Evidemment que j'y pense, à cette fichue proposition ! Tous les soirs, dans l'obscurité de ma chambre, je pèse le pour et le contre de chaque argument avancé par mon cousin pour défendre la cause des Nordistes. Certes, j'ai les mêmes attentes qu'eux, je souhaite que Illéa  vive en paix avec ses voisins et que la pauvreté soit éradiquée, mais parfois, je me dis que notre situation actuelle n'est pas si mal : je n'ai absolument pas à me plaindre, moi qui suis une Trois. Je n'ai jamais manqué de rien, et l'idée que ce confort me soit enlevé si nous décidions de nous révolter pour de bon me fait frémir. Que deviendrai-je, sans ma caste qui règle ma vie ? Cependant, depuis que l'idée de participer à la Sélection a germé dans mon esprit, je porte de plus en plus d'intérêt à la personne du prince Maxon, et inutile de dire qu'en lisant les quelques interviews qu'il a donné, ainsi qu'en regardant toutes les photos officielles prises de lui, je le trouve de plus en plus attirant.

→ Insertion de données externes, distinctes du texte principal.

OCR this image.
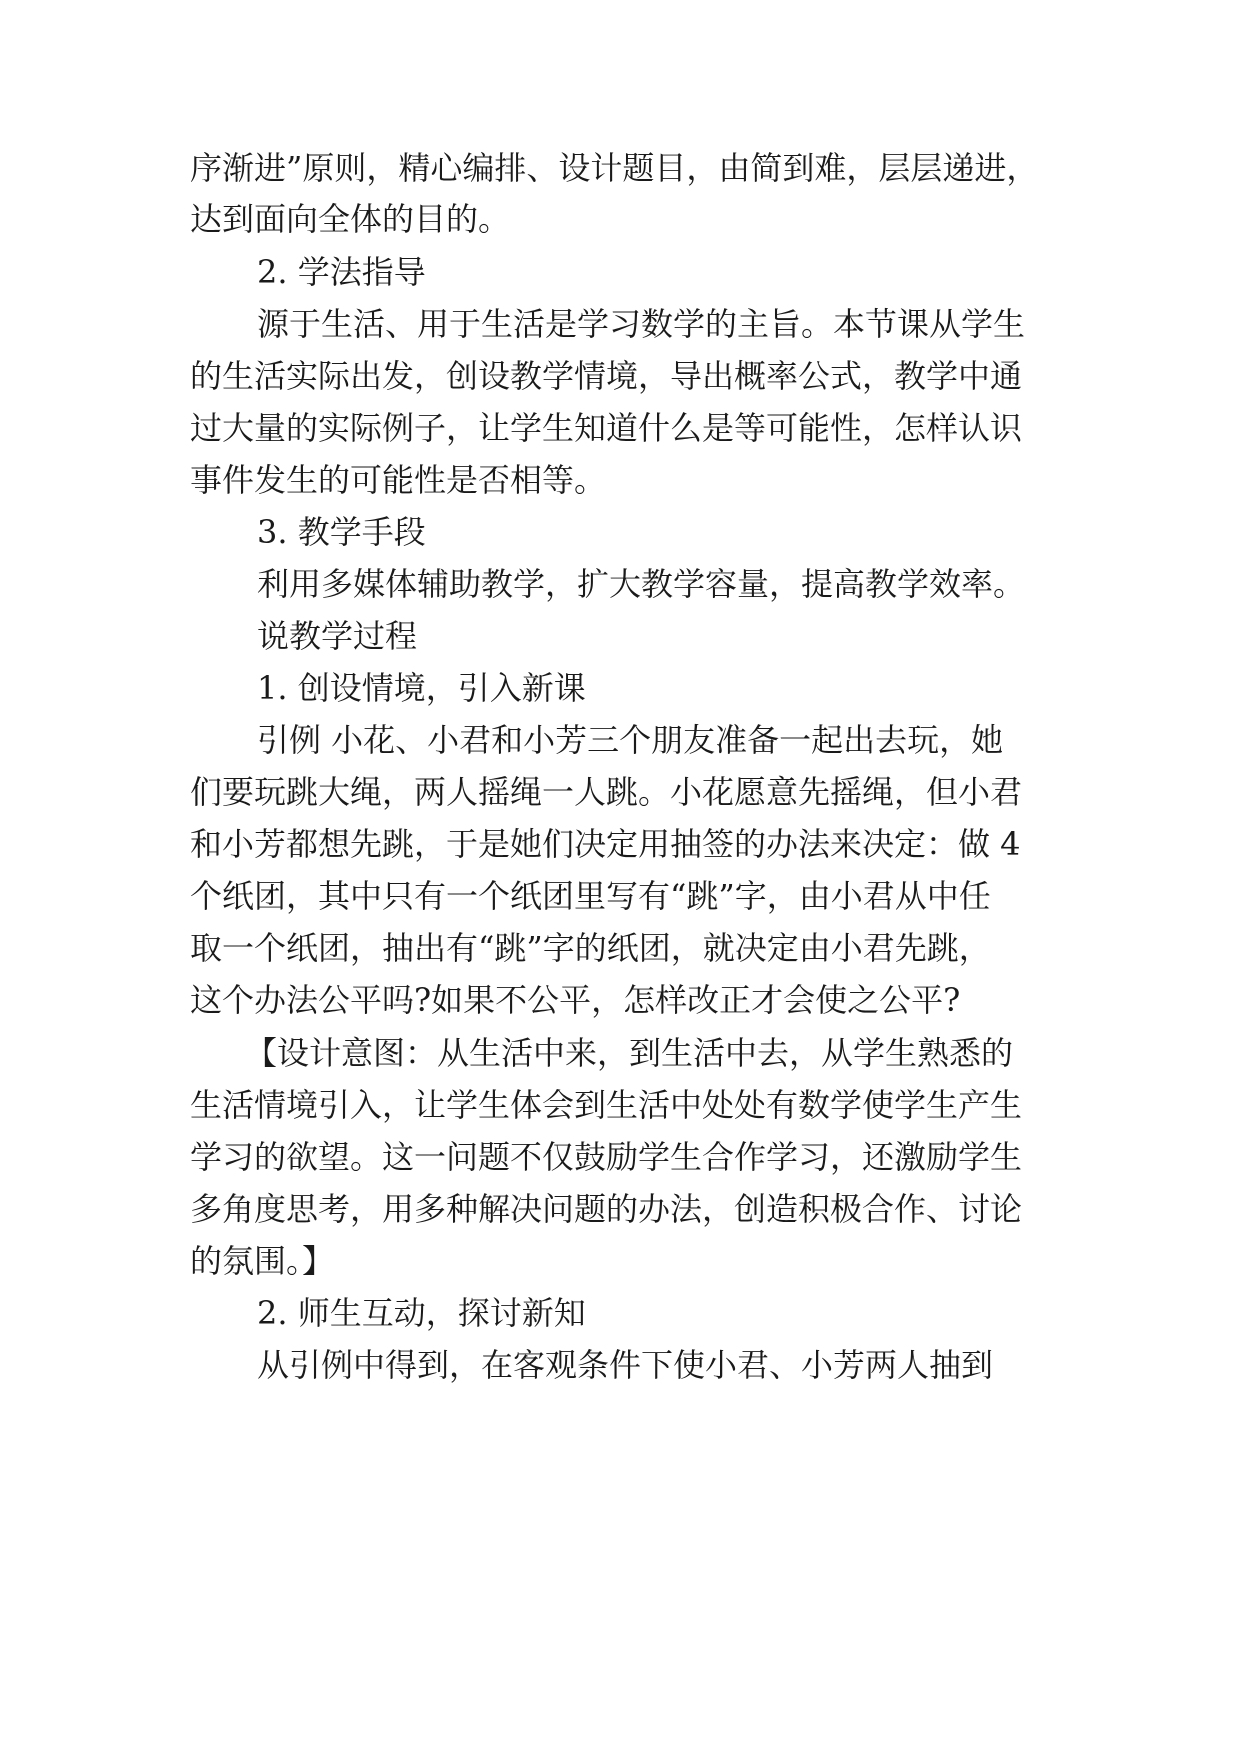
序渐进”原则，精心编排、设计题目，由简到难，层层递进，
达到面向全体的目的。
2. 学法指导
源于生活、用于生活是学习数学的主旨。本节课从学生
的生活实际出发，创设教学情境，导出概率公式，教学中通
过大量的实际例子，让学生知道什么是等可能性，怎样认识
事件发生的可能性是否相等。
3. 教学手段
利用多媒体辅助教学，扩大教学容量，提高教学效率。
说教学过程
1. 创设情境，引入新课
引例 小花、小君和小芳三个朋友准备一起出去玩，她
们要玩跳大绳，两人摇绳一人跳。小花愿意先摇绳，但小君
和小芳都想先跳，于是她们决定用抽签的办法来决定：做 4
个纸团，其中只有一个纸团里写有“跳”字，由小君从中任
取一个纸团，抽出有“跳”字的纸团，就决定由小君先跳，
这个办法公平吗?如果不公平，怎样改正才会使之公平?
【设计意图：从生活中来，到生活中去，从学生熟悉的
生活情境引入，让学生体会到生活中处处有数学使学生产生
学习的欲望。这一问题不仅鼓励学生合作学习，还激励学生
多角度思考，用多种解决问题的办法，创造积极合作、讨论
的氛围。】
2. 师生互动，探讨新知
从引例中得到，在客观条件下使小君、小芳两人抽到
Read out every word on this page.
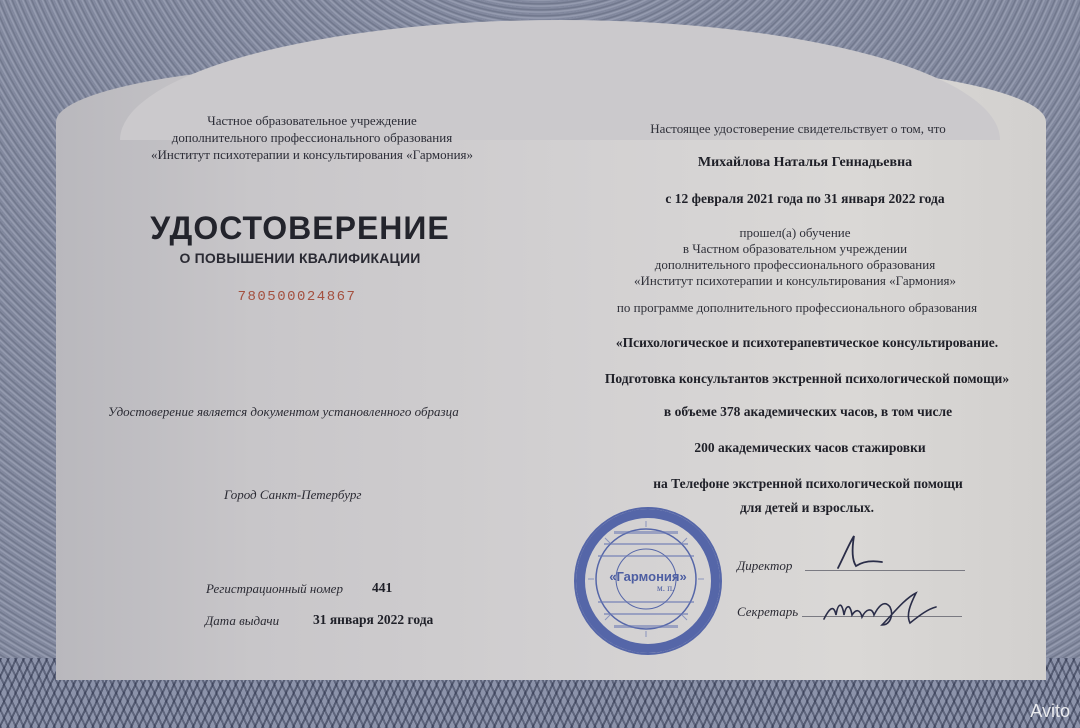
Частное образовательное учреждение
дополнительного профессионального образования
«Институт психотерапии и консультирования «Гармония»
УДОСТОВЕРЕНИЕ
О ПОВЫШЕНИИ КВАЛИФИКАЦИИ
780500024867
Удостоверение является документом установленного образца
Город Санкт-Петербург
Регистрационный номер 441
Дата выдачи	31 января 2022 года
Настоящее удостоверение свидетельствует о том, что
Михайлова Наталья Геннадьевна
с 12 февраля 2021 года по 31 января 2022 года
прошел(а) обучение
в Частном образовательном учреждении
дополнительного профессионального образования
«Институт психотерапии и консультирования «Гармония»
по программе дополнительного профессионального образования
«Психологическое и психотерапевтическое консультирование.
Подготовка консультантов экстренной психологической помощи»
в объеме 378 академических часов, в том числе
200 академических часов стажировки
на Телефоне экстренной психологической помощи
для детей и взрослых.
«Гармония»
м. п.
Директор
Секретарь
Avito
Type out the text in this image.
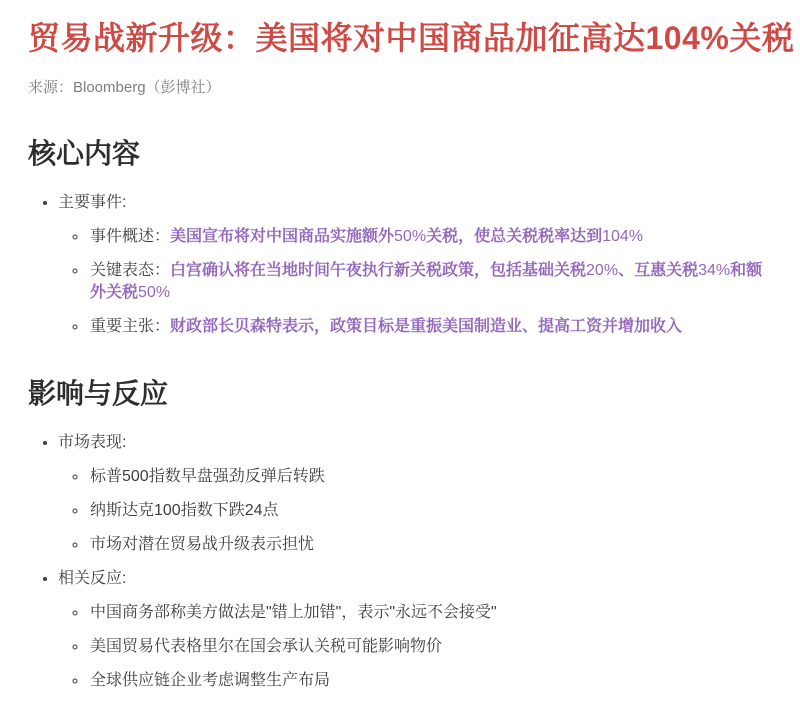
贸易战新升级：美国将对中国商品加征高达104%关税

来源：Bloomberg（彭博社）

核心内容
• 主要事件:
◦ 事件概述：美国宣布将对中国商品实施额外50%关税，使总关税税率达到104%
◦ 关键表态：白宫确认将在当地时间午夜执行新关税政策，包括基础关税20%、互惠关税34%和额外关税50%
◦ 重要主张：财政部长贝森特表示，政策目标是重振美国制造业、提高工资并增加收入
影响与反应
• 市场表现:
◦ 标普500指数早盘强劲反弹后转跌
◦ 纳斯达克100指数下跌24点
◦ 市场对潜在贸易战升级表示担忧
• 相关反应:
◦ 中国商务部称美方做法是"错上加错"，表示"永远不会接受"
◦ 美国贸易代表格里尔在国会承认关税可能影响物价
◦ 全球供应链企业考虑调整生产布局
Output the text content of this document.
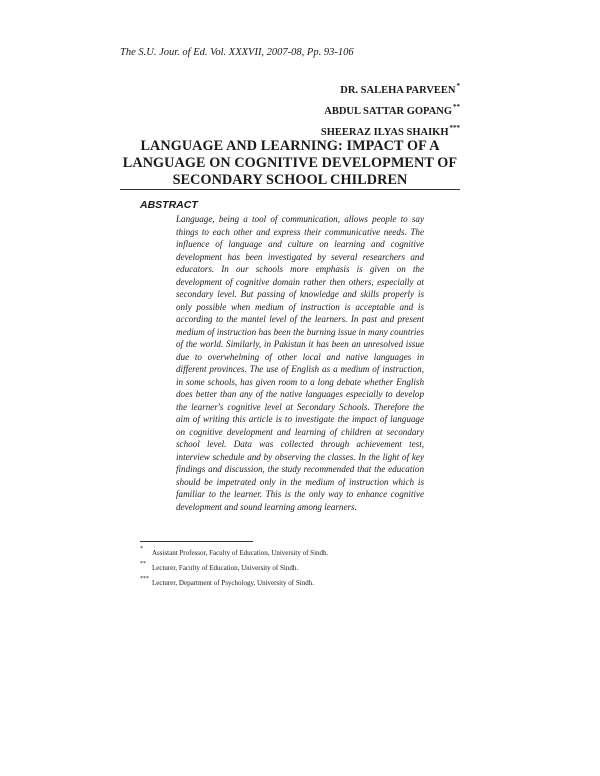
The S.U. Jour. of Ed. Vol. XXXVII, 2007-08, Pp. 93-106
DR. SALEHA PARVEEN*
ABDUL SATTAR GOPANG**
SHEERAZ ILYAS SHAIKH***
LANGUAGE AND LEARNING: IMPACT OF A LANGUAGE ON COGNITIVE DEVELOPMENT OF SECONDARY SCHOOL CHILDREN
ABSTRACT
Language, being a tool of communication, allows people to say things to each other and express their communicative needs. The influence of language and culture on learning and cognitive development has been investigated by several researchers and educators. In our schools more emphasis is given on the development of cognitive domain rather then others, especially at secondary level. But passing of knowledge and skills properly is only possible when medium of instruction is acceptable and is according to the mantel level of the learners. In past and present medium of instruction has been the burning issue in many countries of the world. Similarly, in Pakistan it has been an unresolved issue due to overwhelming of other local and native languages in different provinces. The use of English as a medium of instruction, in some schools, has given room to a long debate whether English does better than any of the native languages especially to develop the learner's cognitive level at Secondary Schools. Therefore the aim of writing this article is to investigate the impact of language on cognitive development and learning of children at secondary school level. Data was collected through achievement test, interview schedule and by observing the classes. In the light of key findings and discussion, the study recommended that the education should be impetrated only in the medium of instruction which is familiar to the learner. This is the only way to enhance cognitive development and sound learning among learners.
* Assistant Professor, Faculty of Education, University of Sindh.
** Lecturer, Faculty of Education, University of Sindh.
*** Lecturer, Department of Psychology, University of Sindh.
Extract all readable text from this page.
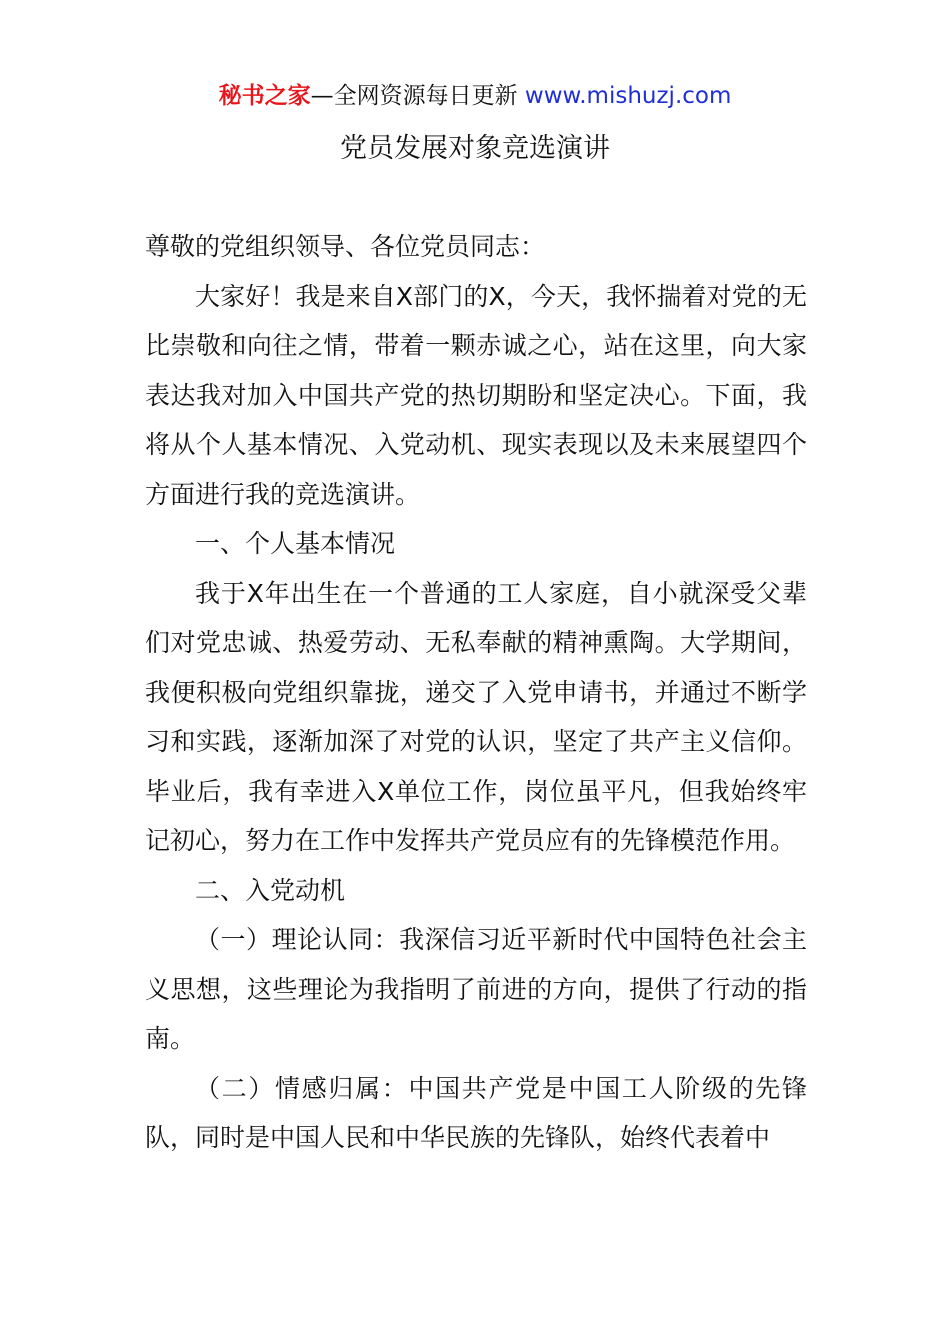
秘书之家—全网资源每日更新 www.mishuzj.com
党员发展对象竞选演讲

尊敬的党组织领导、各位党员同志：

大家好！我是来自X部门的X，今天，我怀揣着对党的无比崇敬和向往之情，带着一颗赤诚之心，站在这里，向大家表达我对加入中国共产党的热切期盼和坚定决心。下面，我将从个人基本情况、入党动机、现实表现以及未来展望四个方面进行我的竞选演讲。

一、个人基本情况

我于X年出生在一个普通的工人家庭，自小就深受父辈们对党忠诚、热爱劳动、无私奉献的精神熏陶。大学期间，我便积极向党组织靠拢，递交了入党申请书，并通过不断学习和实践，逐渐加深了对党的认识，坚定了共产主义信仰。毕业后，我有幸进入X单位工作，岗位虽平凡，但我始终牢记初心，努力在工作中发挥共产党员应有的先锋模范作用。

二、入党动机

（一）理论认同：我深信习近平新时代中国特色社会主义思想，这些理论为我指明了前进的方向，提供了行动的指南。

（二）情感归属：中国共产党是中国工人阶级的先锋队，同时是中国人民和中华民族的先锋队，始终代表着中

Le voilà, mon dilemme. Est-ce que je préfère continuer ma petite vie confortable, entourée de mes amis et ma famille ? Ou est-ce que je suis prête à me lier aux Renégats du Nord pour apporter ma pierre à l'édifice du changement et avoir une véritable opportunité de rencontrer le prince ?

Finalement, je m'installe à mon bureau d'où je tire une liasse de papier à lettres, un papier très fin que j'adore, et que j'utilise souvent pour écrire à mes amis. Le stylo plume suspendu au-dessus de la lettre, je cherche mes mots.

Marcus,

Ta dernière lettre me pressant de répondre à ta proposition, je t'avoue ne toujours pas savoir quoi faire : je suis profondément partagée entre l'amour que je porte à Illéa  et à mon désir de vivre en paix, même si cela doit passer par de nombreux sacrifices ; mais d'une autre part, quelque chose au fond de moi me dit que notre situation actuelle n'est pas si mauvaise, et je ne sais pas si je suis prête à me lancer dans une compétition pareille, en abandonnant par cette occasion ma petite vie que j'ai à Columbia.

Je ne sais vraiment pas quoi faire, et j'espère que tu pourras m'éclairer sur ce que je devrais faire à ton sens. N'hésite pas à passer me voir ou à m'appeler.

Affectueusement,
                                                                                                                                              Kriss

Satisfaite de ma lettre, je la glisse dans une enveloppe et inscris l'adresse de Marcus, et décide d'aller la poster moi-même en allant à l'université. Je passe tout l'après-midi là-bas, le nez dans un livre d'arithmétique, mais mon esprit a du mal à se concentrer.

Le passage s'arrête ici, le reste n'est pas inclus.